In Search of Islington’s Lost Cinemas
– an illuminating journey into local cinema history
Artist Walk 22 November
Antiuniversity Now! festival
22 November 2015: 10.30am – 12.30pm
Approx 2 hours (timings may vary)
Islington has a rich cinematic history as the former home of more than 40 movie theatres since cinema’s invention as well as being the birth place of one of the pioneers of British cinema R. W. Paul.
Join artist Sam Nightingale as he leads a Sunday morning walk around Angel, Essex Road and Upper Street in search of Islington’s Lost Cinemas. The walk is an opportunity to learn both about Islington’s rich cinematic past and the chance to discover the layers of history that are often hidden within the architecture of the urban everyday.

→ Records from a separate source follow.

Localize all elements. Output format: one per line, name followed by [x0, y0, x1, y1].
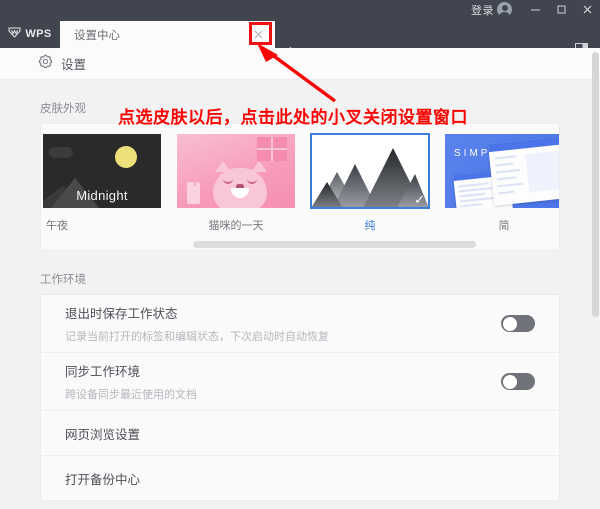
tab-settings-center[interactable]: 设置中心	[60, 21, 275, 48]
user-avatar-icon[interactable]	[497, 2, 512, 19]
row-title: 同步工作环境	[65, 365, 141, 379]
skin-thumbnail	[177, 134, 295, 208]
wps-mark-icon	[8, 27, 21, 41]
skin-thumb-text: Midnight	[76, 188, 128, 203]
login-label[interactable]: 登录	[471, 2, 497, 18]
skin-label: 简	[498, 220, 510, 232]
toggle-knob	[502, 316, 517, 331]
page-title: 设置	[61, 58, 87, 72]
skin-card-cat[interactable]: 猫咪的一天	[177, 134, 295, 233]
row-text: 打开备份中心	[65, 469, 535, 488]
row-title: 打开备份中心	[65, 472, 141, 487]
setting-row-web-browse[interactable]: 网页浏览设置	[41, 411, 559, 456]
skin-thumbnail: Midnight	[43, 134, 161, 208]
skin-card-midnight[interactable]: Midnight 午夜	[43, 134, 161, 233]
skin-label: 纯	[364, 220, 376, 232]
settings-header: 设置	[0, 48, 600, 80]
skin-card-simple[interactable]: SIMPLE 简	[445, 134, 559, 233]
toggle-sync-workspace[interactable]	[501, 373, 535, 390]
toggle-knob	[502, 374, 517, 389]
scrollbar-thumb[interactable]	[193, 241, 476, 248]
workspace-section-label: 工作环境	[40, 274, 86, 286]
row-text: 同步工作环境 跨设备同步最近使用的文档	[65, 361, 501, 402]
window-title-bar: 登录	[0, 0, 600, 19]
workspace-panel: 退出时保存工作状态 记录当前打开的标签和编辑状态，下次启动时自动恢复 同步工作环…	[40, 294, 560, 501]
row-subtitle: 跨设备同步最近使用的文档	[65, 389, 197, 401]
setting-row-save-state[interactable]: 退出时保存工作状态 记录当前打开的标签和编辑状态，下次启动时自动恢复	[41, 295, 559, 353]
annotation-text: 点选皮肤以后，点击此处的小叉关闭设置窗口	[118, 108, 468, 127]
minimize-button[interactable]	[522, 0, 548, 19]
tab-close-button[interactable]	[247, 24, 269, 46]
tab-label: 设置中心	[74, 29, 120, 42]
row-text: 退出时保存工作状态 记录当前打开的标签和编辑状态，下次启动时自动恢复	[65, 303, 501, 344]
skin-label: 猫咪的一天	[208, 220, 264, 232]
row-subtitle: 记录当前打开的标签和编辑状态，下次启动时自动恢复	[65, 331, 329, 343]
skin-thumbnail: ✓	[310, 133, 430, 209]
row-title: 网页浏览设置	[65, 427, 141, 442]
skin-label: 午夜	[46, 220, 68, 232]
wps-logo-text: WPS	[25, 27, 52, 40]
skins-panel: Midnight 午夜 猫咪的一天 ✓ 纯 SIMPLE 简	[40, 123, 560, 251]
toggle-save-work-state[interactable]	[501, 315, 535, 332]
setting-row-sync-workspace[interactable]: 同步工作环境 跨设备同步最近使用的文档	[41, 353, 559, 411]
close-button[interactable]	[574, 0, 600, 19]
content-vertical-scrollbar[interactable]	[591, 48, 600, 509]
skins-horizontal-scrollbar[interactable]	[41, 240, 559, 250]
maximize-button[interactable]	[548, 0, 574, 19]
check-icon: ✓	[414, 192, 425, 207]
wps-logo[interactable]: WPS	[0, 19, 60, 48]
window-controls: 登录	[471, 0, 600, 19]
gear-icon	[38, 54, 53, 74]
row-title: 退出时保存工作状态	[65, 307, 178, 321]
skin-card-pure[interactable]: ✓ 纯	[310, 133, 430, 233]
row-text: 网页浏览设置	[65, 424, 535, 443]
scrollbar-thumb[interactable]	[592, 52, 599, 317]
skin-thumbnail: SIMPLE	[445, 134, 559, 208]
skins-scroll-area[interactable]: Midnight 午夜 猫咪的一天 ✓ 纯 SIMPLE 简	[41, 124, 559, 250]
setting-row-backup-center[interactable]: 打开备份中心	[41, 456, 559, 500]
tab-bar: WPS 设置中心	[0, 19, 600, 58]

In the walk we will see cinemas that are still standing, even if no longer used, picture-palaces that have left only ghostly traces of their former glory and structures that need our imagination to project the past into the present.
Details about the meeting point will be communicated once booked.

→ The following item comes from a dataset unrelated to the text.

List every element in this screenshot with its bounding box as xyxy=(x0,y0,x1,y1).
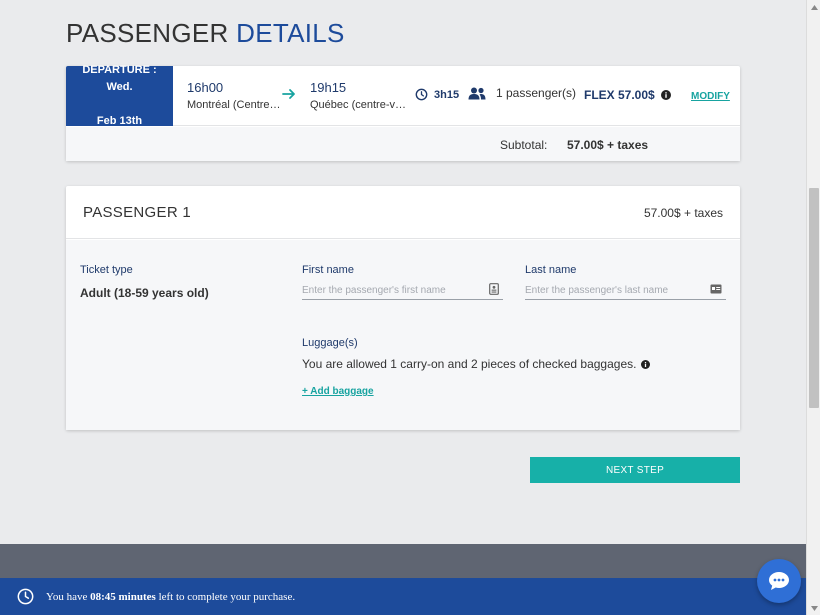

Limited to 15 places.Book!
This walk is offered as part of Antiuniversity Now! festival.
About the artist:
Sam Nightingale is an Islington-based artist who works with photography and the moving image; he exhibits internationally, and his work has been included in exhibitions and film festivals in America, Australia and Europe.
His practice is research driven and responds to site to explore and enliven the spectral spaces of cinema, both real and imagined in locations across Europe, Australia and America. Recent work includes: ‘The Cinemas Project’ (Australia), a large-scale project that maps the spectral spaces of cinema in rural locations across the state of Victoria; ‘Islington’s Lost Cinemas’ (UK), an ongoing photographic research project that traces the history of cinema in the Borough of Islington; and ‘Parallax Shifts: In Search of Imagined Landscapes’ (USA), part of an Artist-in-Residence programme where Nightingale went in search of the imagined landscapes of the ‘Spaghetti Western’ in the deserts of the American South West.